As of today, I’m publicly offering my services to any company about to make a stupid marketing move. If you have even the smallest iota of doubt about a name, promotion, slogan, or ad that you’re about to debut, please call me. I might not even charge you, depending on how much I like your brand. Burger King, I adore you. We could have avoided this. Call me.
- Starhub has conceded that they won’t be able to sell the iPhone here by year’s end after all. You may remember back in July when it became clear that Singtel had won the rights to local distribution, and would be part of the second wave of some twenty-two countries to get the iPhone in August. At that time, M1 and Starhub released statements that they were confident of offering the device by the end of 2008, despite the unlikelihood of this. Apple’s global deployment follows an easily discernible pattern. For those we’ve seen so far, deals were made in each country with single or multiple telcos before a coordinated roll-out with many territories beginning sales on a common date. That is how it was done on the 22nd of August, and again on the 26th of September. The fourth phase begins tomorrow, on the 7th of November, for countries such as Botswana and Croatia.
In no case that I am aware of has Apple ever opened up distribution in a country where the iPhone was already available from a single telco, to multiple telcos. If multiple telcos were not awarded iPhone rights from Day One, it is unlikely that agreement will change until the global roll-out is complete. Singtel may also have paid for exclusive rights lasting anywhere from 6 months to 2 years, but may not be able to discuss it. That M1 and Starhub expressed confidence to the press whilst still in discussions with Apple – as they reiterated today, saying that talks were still on, but Apple had their own priorities – was incalculably foolish. One does not court Apple by doing anything but follow the rules, secrecy being one of the tacitly understood, and not speaking on its behalf being the most important.
M1 was probably never going to get it this year after their CEO put his foot in his mouth about the iPhone not being a 3.5G device. I suspect Starhub executives were well aware of their slim chances, and only made an open show of bravado to prevent sales and stock prices from slipping. I’m not sure if that’s illegal, but it should be. Either way, they deserve a couple of Ballsy Stackers.
- Some guy got elected President somewhere. I think Iran or Pakistan.
- The Management Development Institute of Singapore (MDIS) has started enforcing a dress code for its students, and few are happy about it.

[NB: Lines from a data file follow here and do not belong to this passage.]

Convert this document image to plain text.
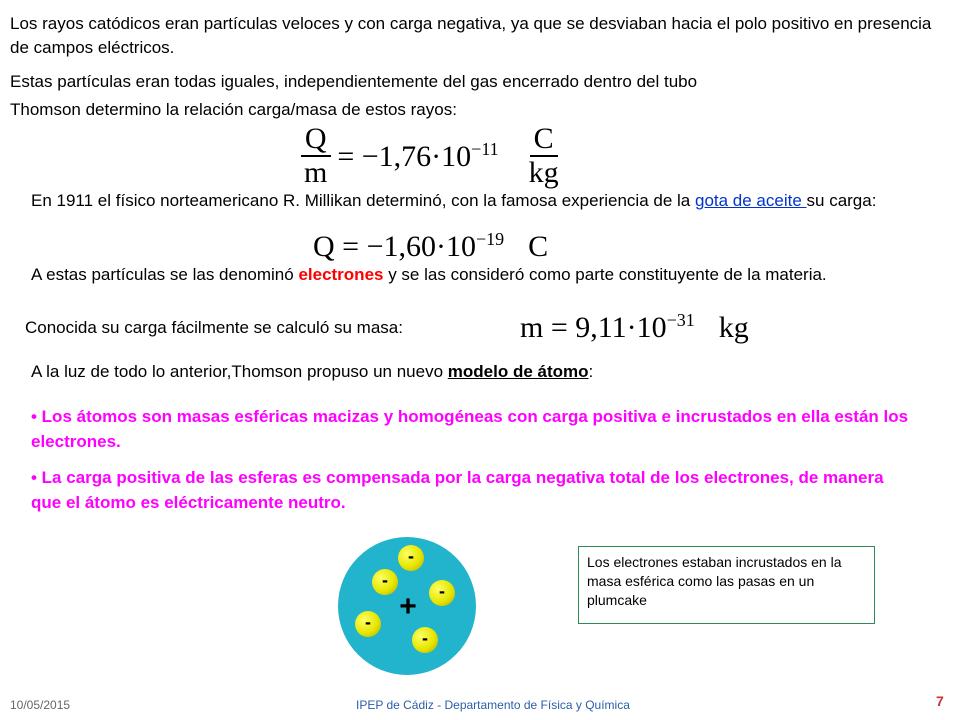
Los rayos catódicos eran partículas veloces y con carga negativa, ya que se desviaban hacia el polo positivo en presencia de campos eléctricos.
Estas partículas eran todas iguales, independientemente del gas encerrado dentro del tubo
Thomson determino la relación carga/masa de estos rayos:
$\frac{Q}{m} = -1,76\cdot 10^{-11} \frac{C}{kg}$
En 1911 el físico norteamericano R. Millikan determinó, con la famosa experiencia de la gota de aceite su carga:
$Q = -1,60\cdot 10^{-19}$ C
A estas partículas se las denominó electrones y se las consideró como parte constituyente de la materia.
Conocida su carga fácilmente se calculó su masa:	$m = 9,11\cdot 10^{-31}$ kg
A la luz de todo lo anterior,Thomson propuso un nuevo modelo de átomo:
• Los átomos son masas esféricas macizas y homogéneas con carga positiva e incrustados en ella están los electrones.
• La carga positiva de las esferas es compensada por la carga negativa total de los electrones, de manera que el átomo es eléctricamente neutro.
+
-
-
-
-
-
Los electrones estaban incrustados en la masa esférica como las pasas en un plumcake
10/05/2015	IPEP de Cádiz - Departamento de Física y Química	7
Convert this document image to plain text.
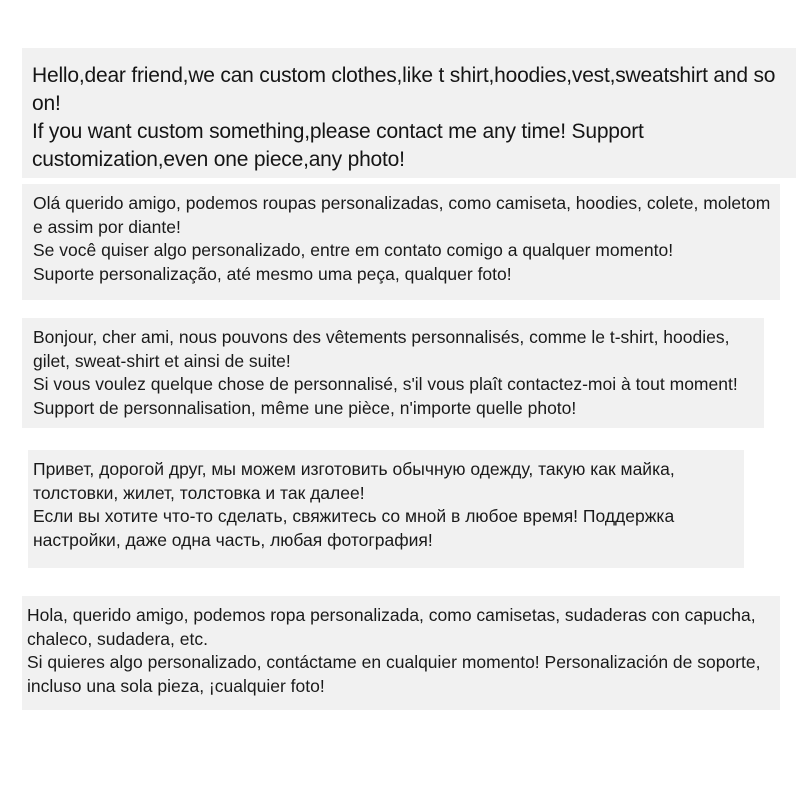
Hello,dear friend,we can custom clothes,like t shirt,hoodies,vest,sweatshirt and so on!

If you want custom something,please contact me any time! Support customization,even one piece,any photo!

Olá querido amigo, podemos roupas personalizadas, como camiseta, hoodies, colete, moletom e assim por diante!

Se você quiser algo personalizado, entre em contato comigo a qualquer momento!

Suporte personalização, até mesmo uma peça, qualquer foto!

Bonjour, cher ami, nous pouvons des vêtements personnalisés, comme le t-shirt, hoodies, gilet, sweat-shirt et ainsi de suite!

Si vous voulez quelque chose de personnalisé, s'il vous plaît contactez-moi à tout moment! Support de personnalisation, même une pièce, n'importe quelle photo!

Привет, дорогой друг, мы можем изготовить обычную одежду, такую как майка, толстовки, жилет, толстовка и так далее!

Если вы хотите что-то сделать, свяжитесь со мной в любое время! Поддержка настройки, даже одна часть, любая фотография!

Hola, querido amigo, podemos ropa personalizada, como camisetas, sudaderas con capucha, chaleco, sudadera, etc.

Si quieres algo personalizado, contáctame en cualquier momento! Personalización de soporte, incluso una sola pieza, ¡cualquier foto!
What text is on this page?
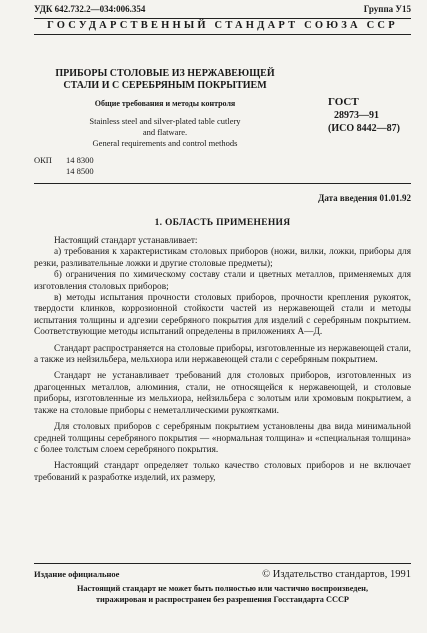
УДК 642.732.2—034:006.354	Группа У15
ГОСУДАРСТВЕННЫЙ СТАНДАРТ СОЮЗА ССР
ПРИБОРЫ СТОЛОВЫЕ ИЗ НЕРЖАВЕЮЩЕЙ
СТАЛИ И С СЕРЕБРЯНЫМ ПОКРЫТИЕМ
Общие требования и методы контроля
Stainless steel and silver-plated table cutlery
and flatware.
General requirements and control methods
ГОСТ
28973—91
(ИСО 8442—87)
ОКП 14 8300
14 8500
Дата введения 01.01.92
1. ОБЛАСТЬ ПРИМЕНЕНИЯ

Настоящий стандарт устанавливает:

а) требования к характеристикам столовых приборов (ножи, вилки, ложки, приборы для резки, разливательные ложки и другие столовые предметы);

б) ограничения по химическому составу стали и цветных металлов, применяемых для изготовления столовых приборов;

в) методы испытания прочности столовых приборов, прочности крепления рукояток, твердости клинков, коррозионной стойкости частей из нержавеющей стали и методы испытания толщины и адгезии серебряного покрытия для изделий с серебряным покрытием. Соответствующие методы испытаний определены в приложениях А—Д.

Стандарт распространяется на столовые приборы, изготовленные из нержавеющей стали, а также из нейзильбера, мельхиора или нержавеющей стали с серебряным покрытием.

Стандарт не устанавливает требований для столовых приборов, изготовленных из драгоценных металлов, алюминия, стали, не относящейся к нержавеющей, и столовые приборы, изготовленные из мельхиора, нейзильбера с золотым или хромовым покрытием, а также на столовые приборы с неметаллическими рукоятками.

Для столовых приборов с серебряным покрытием установлены два вида минимальной средней толщины серебряного покрытия — «нормальная толщина» и «специальная толщина» с более толстым слоем серебряного покрытия.

Настоящий стандарт определяет только качество столовых приборов и не включает требований к разработке изделий, их размеру,

Издание официальное	© Издательство стандартов, 1991
Настоящий стандарт не может быть полностью или частично воспроизведен,
тиражирован и распространен без разрешения Госстандарта СССР
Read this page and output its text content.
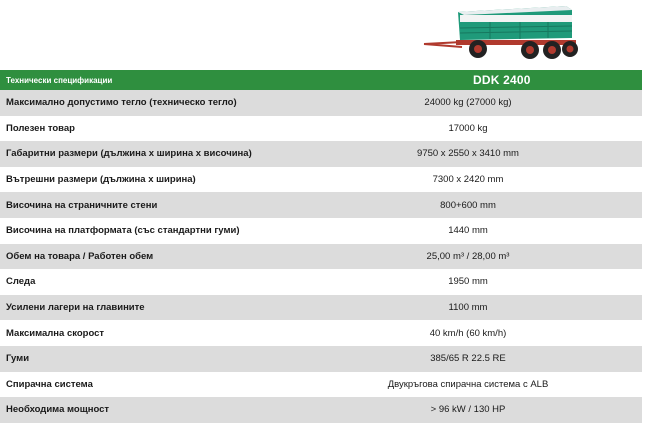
Технически спецификации	DDK 2400
Максимално допустимо тегло (техническо тегло)	24000 kg (27000 kg)
Полезен товар	17000 kg
Габаритни размери (дължина х ширина х височина)	9750 x 2550 x 3410 mm
Вътрешни размери (дължина х ширина)	7300 x 2420 mm
Височина на страничните стени	800+600 mm
Височина на платформата (със стандартни гуми)	1440 mm
Обем на товара / Работен обем	25,00 m³ / 28,00 m³
Следа	1950 mm
Усилени лагери на главините	1100 mm
Максимална скорост	40 km/h (60 km/h)
Гуми	385/65 R 22.5 RE
Спирачна система	Двукръгова спирачна система с ALB
Необходима мощност	> 96 kW / 130 HP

If you were thinking suits, ties, and cufflinks in the heat of a Singaporean summer, you’d be quite wrong. Instead the school only asks that students not dress like complete sluts (the very definition of a Pyrrhic victory) and fishmongers (I like fishmongers as people). Slippers, singlets, short shorts, mini-skirts, cheap dye jobs, and bermuda shorts form most of the listed fashion crimes.
To come out and say it, I think this was a move long overdue. I’m very disappointed that the NUS & NTU, our two most prominent universities, have not taken similar steps. They discourage sloppy dressing, but do nothing to prevent it. I am appalled that the Singapore Management University (SMU) has no stated dress code whatsoever. This is just a colossal embarrassment for the ideals of higher education.

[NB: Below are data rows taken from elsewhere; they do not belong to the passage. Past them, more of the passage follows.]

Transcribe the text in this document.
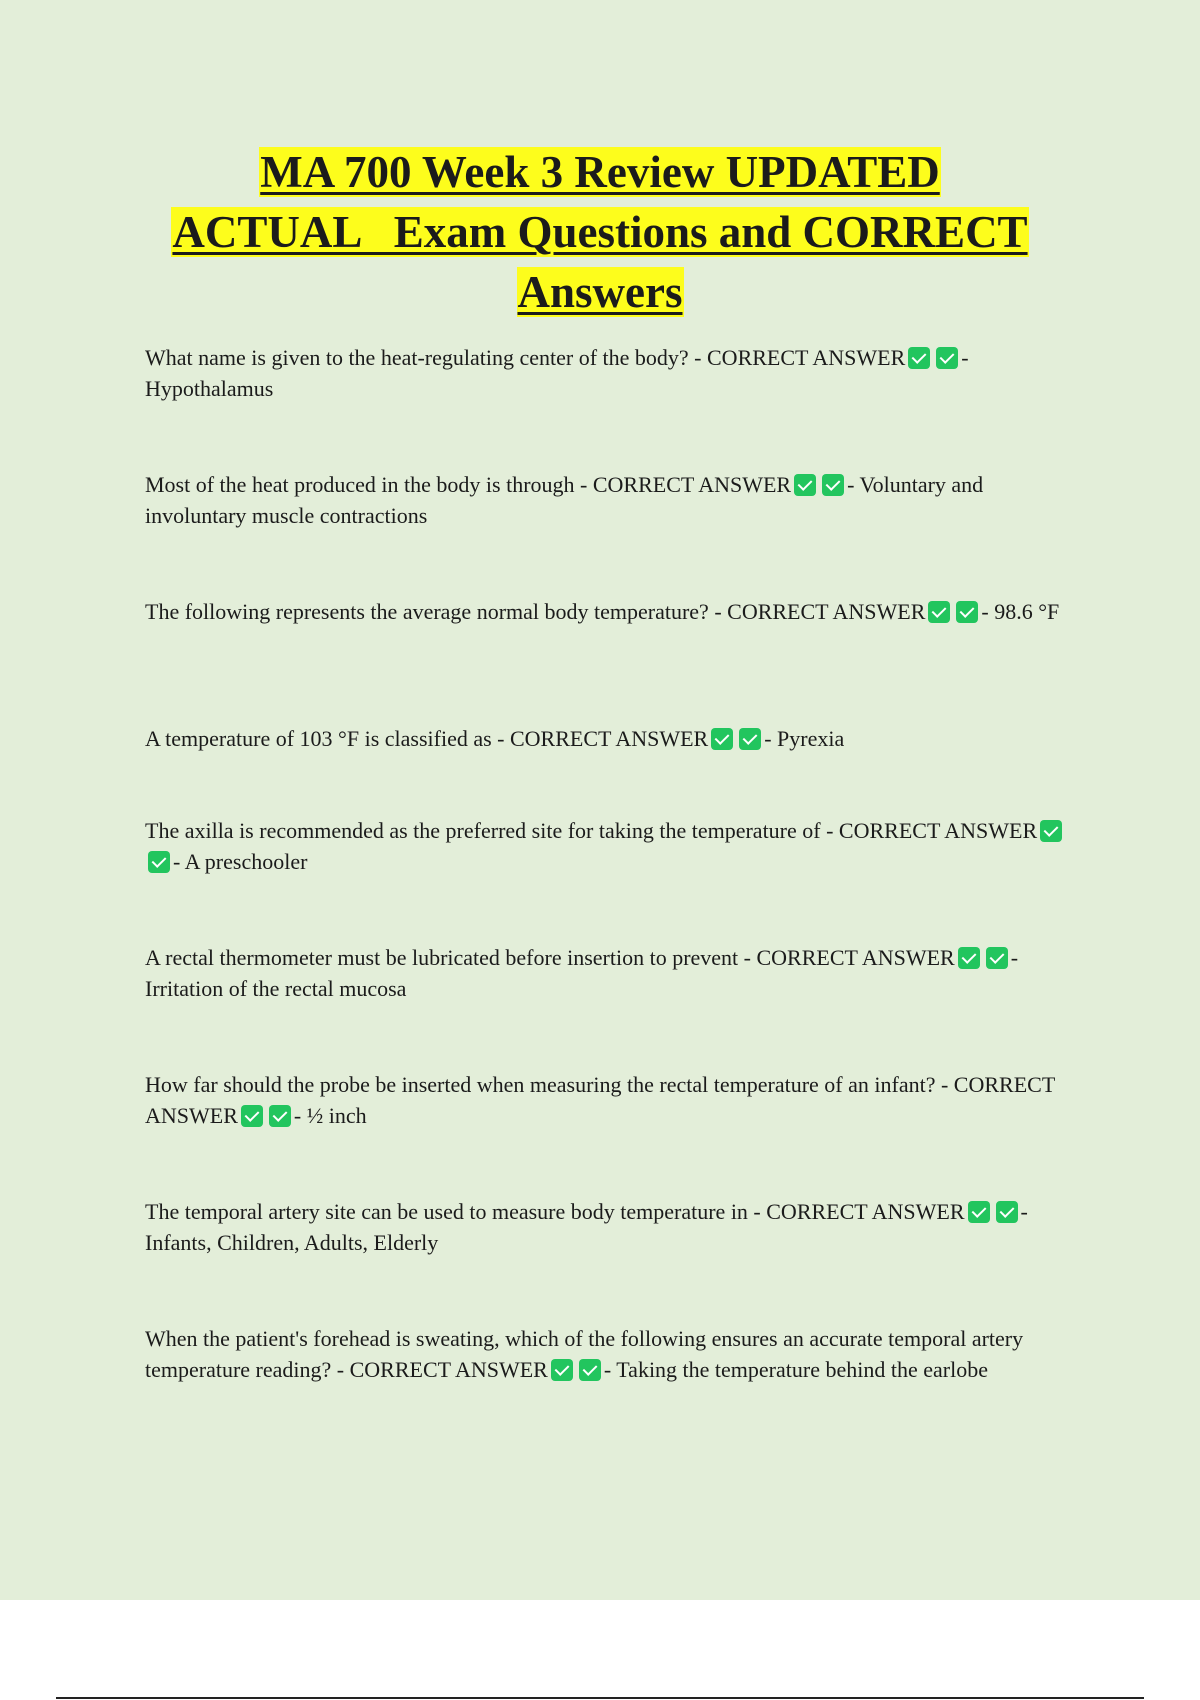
MA 700 Week 3 Review UPDATED
ACTUAL   Exam Questions and CORRECT
Answers

What name is given to the heat-regulating center of the body? - CORRECT ANSWER	- Hypothalamus

Most of the heat produced in the body is through - CORRECT ANSWER	- Voluntary and involuntary muscle contractions

The following represents the average normal body temperature? - CORRECT ANSWER	- 98.6 °F

A temperature of 103 °F is classified as - CORRECT ANSWER	- Pyrexia

The axilla is recommended as the preferred site for taking the temperature of - CORRECT ANSWER- A preschooler

A rectal thermometer must be lubricated before insertion to prevent - CORRECT ANSWER	- Irritation of the rectal mucosa

How far should the probe be inserted when measuring the rectal temperature of an infant? - CORRECT ANSWER	- ½ inch

The temporal artery site can be used to measure body temperature in - CORRECT ANSWER	- Infants, Children, Adults, Elderly

When the patient's forehead is sweating, which of the following ensures an accurate temporal artery temperature reading? - CORRECT ANSWER	- Taking the temperature behind the earlobe
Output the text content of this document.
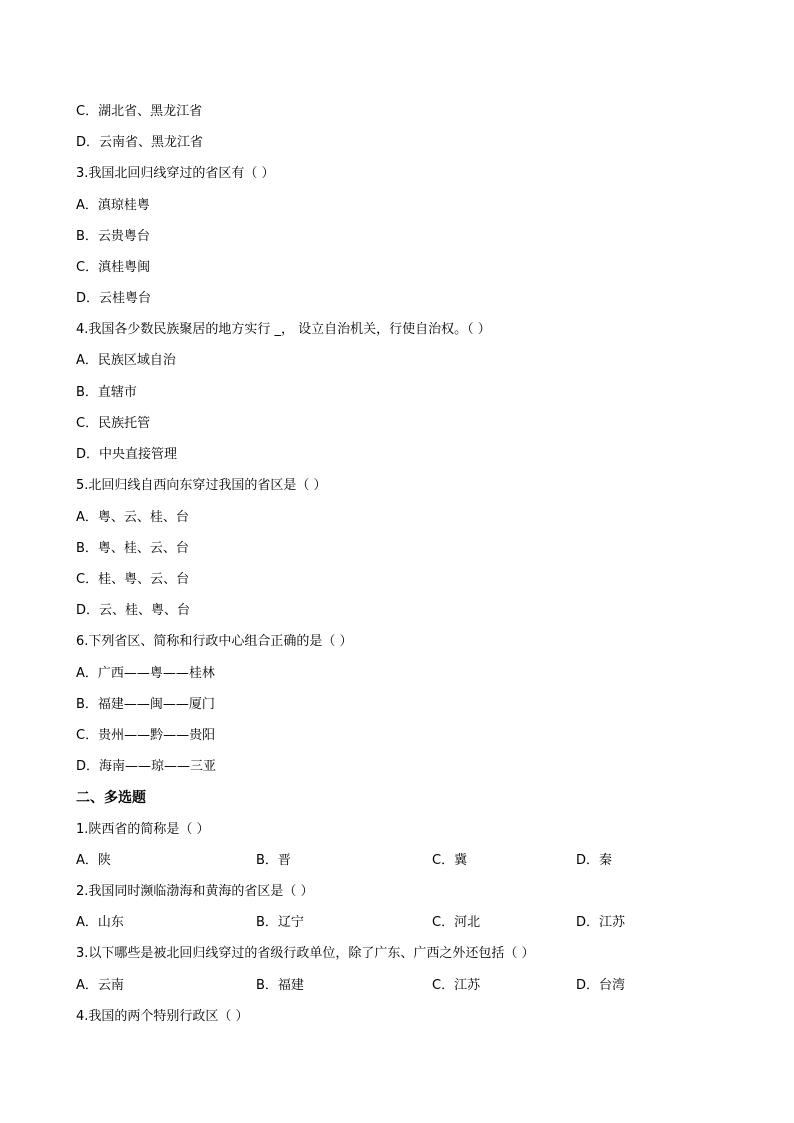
C．湖北省、黑龙江省
D．云南省、黑龙江省
3.我国北回归线穿过的省区有（ ）
A．滇琼桂粤
B．云贵粤台
C．滇桂粤闽
D．云桂粤台
4.我国各少数民族聚居的地方实行 _， 设立自治机关，行使自治权。（ ）
A．民族区域自治
B．直辖市
C．民族托管
D．中央直接管理
5.北回归线自西向东穿过我国的省区是（ ）
A．粤、云、桂、台
B．粤、桂、云、台
C．桂、粤、云、台
D．云、桂、粤、台
6.下列省区、简称和行政中心组合正确的是（ ）
A．广西——粤——桂林
B．福建——闽——厦门
C．贵州——黔——贵阳
D．海南——琼——三亚
二、多选题
1.陕西省的简称是（ ）
A．陕	B．晋	C．冀	D．秦
2.我国同时濒临渤海和黄海的省区是（ ）
A．山东	B．辽宁	C．河北	D．江苏
3.以下哪些是被北回归线穿过的省级行政单位，除了广东、广西之外还包括（ ）
A．云南	B．福建	C．江苏	D．台湾
4.我国的两个特别行政区（ ）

Yes, it should not have to be enforced. Yes, people should be free to decide on their own. But those decisions should start and begin with the realization that it is not respectful of your own purpose, your field of expertise, your parents, your tutors, and your country (even if you are a foreign student) if you can’t put on a pair of pants and wipe the drool off your face before attending classes at a university. We’ve always subscribed to a philosophy of heavy-handed, artificially accelerated social evolution (engineering, even) here in Singapore. We’ve turned things around from a time where spitting, urinating, and sleeping on the streets have gone from commonplace sights to reviled acts of antisociality. If we hadn’t done so, one might argue, foreign investments and economic growth may have eluded us for far longer. We should not be, and likely are not, ashamed of this. Asking students of a management institute or university to put some proper clothes on is not something to suddenly be surprised or upset about. And it should not have to be enforced.
Unless it’s a degree mill or those students just don’t give a shit about learning. Hey, I’m just sayin’.